This agreement is entered by the above-named client and Munro Enterprises, LLC. Client acknowledges that the name printed above is the name as it reads on the credit card, and the signature below is the authorizing signature for this credit card. Client authorizes Munro Enterprises, LLC. to charge the above credit card for all security deposit(s) and charges resulting from Rental Contract. Client must either sign for all equipment or list users below who can sign on Client’s behalf. Client’s (or authorized users) signature or Rental Contract is acknowledgment for the receipt of all equipment and services stated. Client agrees to abide by Munro Enterprises, LLC. rental Terms & Conditions and agrees to pay all fees stated (including charges resulting from, but not limited to, lost or damaged equipment and additional use charges).

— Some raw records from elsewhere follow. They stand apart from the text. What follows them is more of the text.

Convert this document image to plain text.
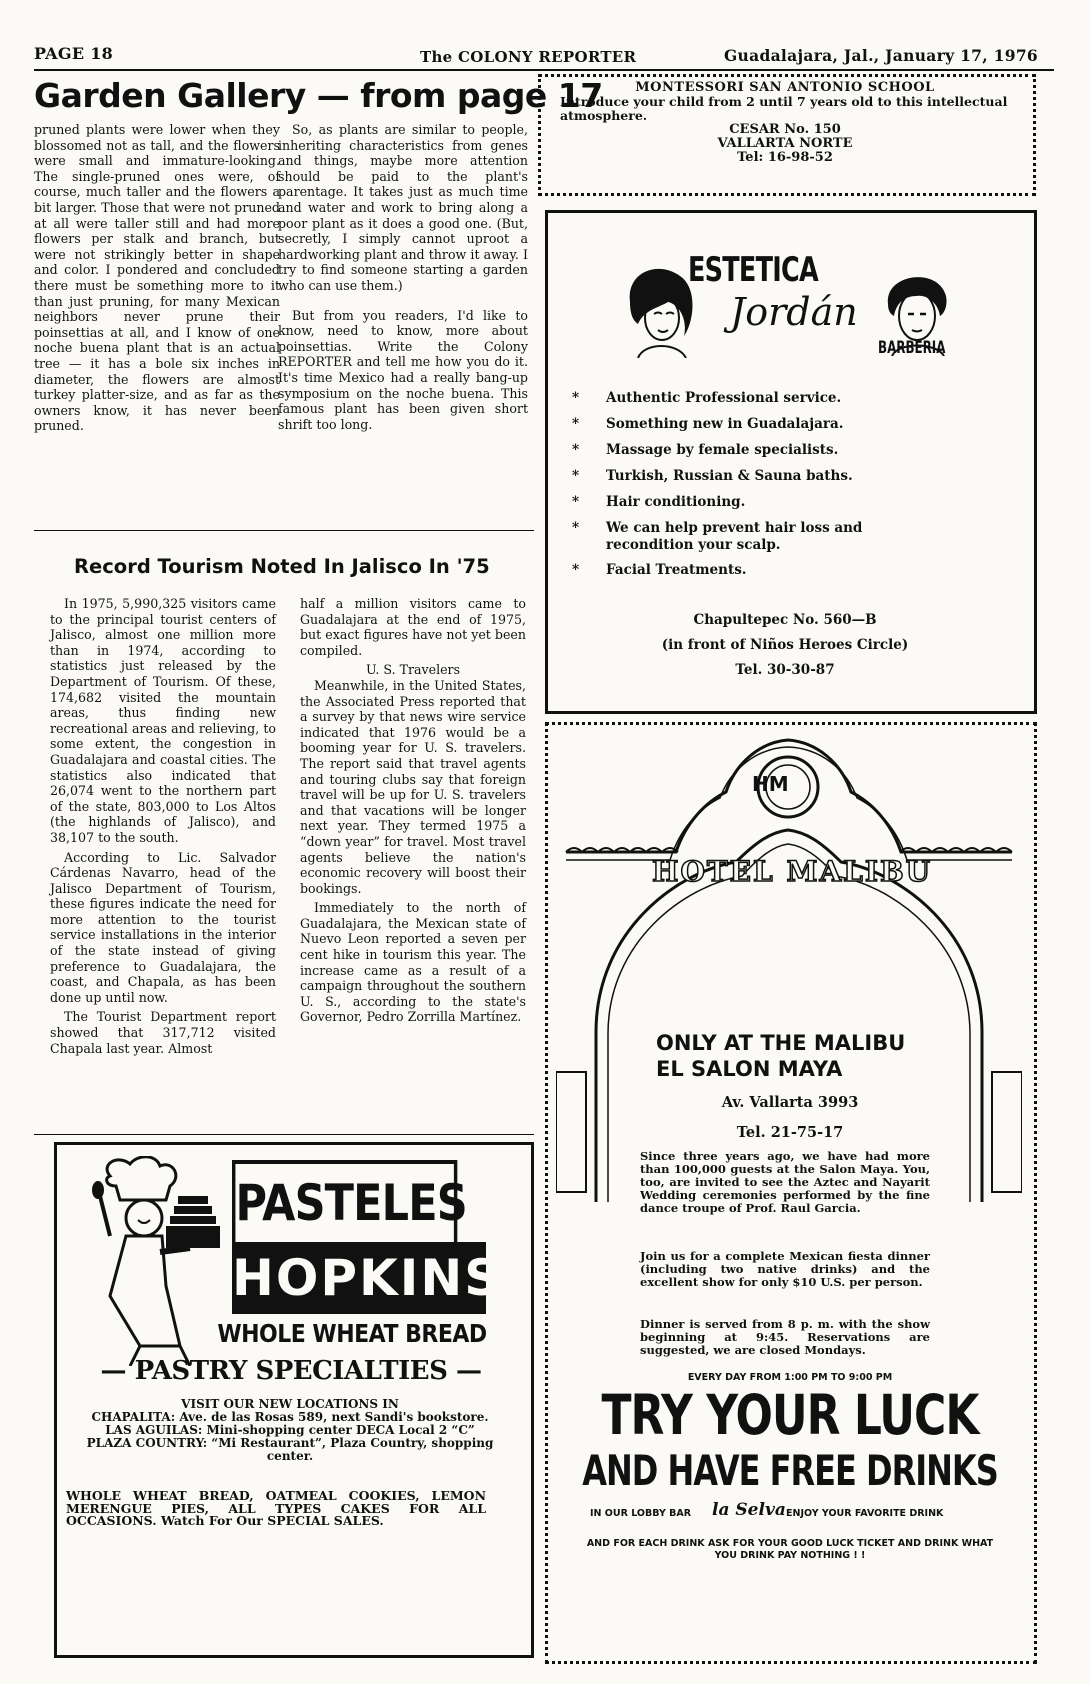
PAGE 18	The COLONY REPORTER	Guadalajara, Jal., January 17, 1976
Garden Gallery — from page 17

pruned plants were lower when they blossomed not as tall, and the flowers were small and immature-looking. The single-pruned ones were, of course, much taller and the flowers a bit larger. Those that were not pruned at all were taller still and had more flowers per stalk and branch, but were not strikingly better in shape and color. I pondered and concluded there must be something more to it than just pruning, for many Mexican neighbors never prune their poinsettias at all, and I know of one noche buena plant that is an actual tree — it has a bole six inches in diameter, the flowers are almost turkey platter-size, and as far as the owners know, it has never been pruned.

So, as plants are similar to people, inheriting characteristics from genes and things, maybe more attention should be paid to the plant's parentage. It takes just as much time and water and work to bring along a poor plant as it does a good one. (But, secretly, I simply cannot uproot a hardworking plant and throw it away. I try to find someone starting a garden who can use them.)

But from you readers, I'd like to know, need to know, more about poinsettias. Write the Colony REPORTER and tell me how you do it. It's time Mexico had a really bang-up symposium on the noche buena. This famous plant has been given short shrift too long.

Record Tourism Noted In Jalisco In '75

In 1975, 5,990,325 visitors came to the principal tourist centers of Jalisco, almost one million more than in 1974, according to statistics just released by the Department of Tourism. Of these, 174,682 visited the mountain areas, thus finding new recreational areas and relieving, to some extent, the congestion in Guadalajara and coastal cities. The statistics also indicated that 26,074 went to the northern part of the state, 803,000 to Los Altos (the highlands of Jalisco), and 38,107 to the south.

According to Lic. Salvador Cárdenas Navarro, head of the Jalisco Department of Tourism, these figures indicate the need for more attention to the tourist service installations in the interior of the state instead of giving preference to Guadalajara, the coast, and Chapala, as has been done up until now.

The Tourist Department report showed that 317,712 visited Chapala last year. Almost

half a million visitors came to Guadalajara at the end of 1975, but exact figures have not yet been compiled.

U. S. Travelers

Meanwhile, in the United States, the Associated Press reported that a survey by that news wire service indicated that 1976 would be a booming year for U. S. travelers. The report said that travel agents and touring clubs say that foreign travel will be up for U. S. travelers and that vacations will be longer next year. They termed 1975 a “down year” for travel. Most travel agents believe the nation's economic recovery will boost their bookings.

Immediately to the north of Guadalajara, the Mexican state of Nuevo Leon reported a seven per cent hike in tourism this year. The increase came as a result of a campaign throughout the southern U. S., according to the state's Governor, Pedro Zorrilla Martínez.

MONTESSORI SAN ANTONIO SCHOOL
Introduce your child from 2 until 7 years old to this intellectual atmosphere.
CESAR No. 150
VALLARTA NORTE
Tel: 16-98-52
ESTETICA
Jordán
BARBERIA
* Authentic Professional service.
* Something new in Guadalajara.
* Massage by female specialists.
* Turkish, Russian & Sauna baths.
* Hair conditioning.
* We can help prevent hair loss and recondition your scalp.
* Facial Treatments.
Chapultepec No. 560—B
(in front of Niños Heroes Circle)
Tel. 30-30-87
HM
HOTEL MALIBU
ONLY AT THE MALIBU
EL SALON MAYA
Av. Vallarta 3993
Tel. 21-75-17
Since three years ago, we have had more than 100,000 guests at the Salon Maya. You, too, are invited to see the Aztec and Nayarit Wedding ceremonies performed by the fine dance troupe of Prof. Raul Garcia.
Join us for a complete Mexican fiesta dinner (including two native drinks) and the excellent show for only $10 U.S. per person.
Dinner is served from 8 p. m. with the show beginning at 9:45. Reservations are suggested, we are closed Mondays.
EVERY DAY FROM 1:00 PM TO 9:00 PM
TRY YOUR LUCK
AND HAVE FREE DRINKS
IN OUR LOBBY BAR la Selva ENJOY YOUR FAVORITE DRINK
AND FOR EACH DRINK ASK FOR YOUR GOOD LUCK TICKET AND DRINK WHAT YOU DRINK PAY NOTHING ! !
PASTELES
HOPKINS
WHOLE WHEAT BREAD
— PASTRY SPECIALTIES —
VISIT OUR NEW LOCATIONS IN
CHAPALITA: Ave. de las Rosas 589, next Sandi's bookstore.
LAS AGUILAS: Mini-shopping center DECA Local 2 “C”
PLAZA COUNTRY: “Mi Restaurant”, Plaza Country, shopping center.
WHOLE WHEAT BREAD, OATMEAL COOKIES, LEMON MERENGUE PIES, ALL TYPES CAKES FOR ALL OCCASIONS. Watch For Our SPECIAL SALES.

A one (1) day rental will be charged if cancellation notice is not received one (1) week prior to event date regardless of equipment delivery.
Conditions of Sale
In consideration of Munro Enterprises, LLC.’s extending credit to the applicant, the applicant agrees to pay for all items delivered to, or at the request of, the applicant in accordance with the terms of the invoice. Any invoice unpaid in the last day of the month in which it is due will be subject to a 1.5% monthly service charge, and an additional 1.5% service charge (annual percentage rate of 18%) will be due every thirty (30) days thereafter. A waiver of any one or more service charge(s) shall not be deemed to be a waiver of any future service charge(s). Applicant further agrees, regarding such service charges, the applicant and Munro Enterprises, LLC. are parties to a written contract. Should it become necessary to place the account with a collection agency or attorney, the applicant agrees to pay all collection costs and attorney fees in addition to the other sums due. No returns without prior authorization. A 20% restocking fee may be assessed on returned merchandise.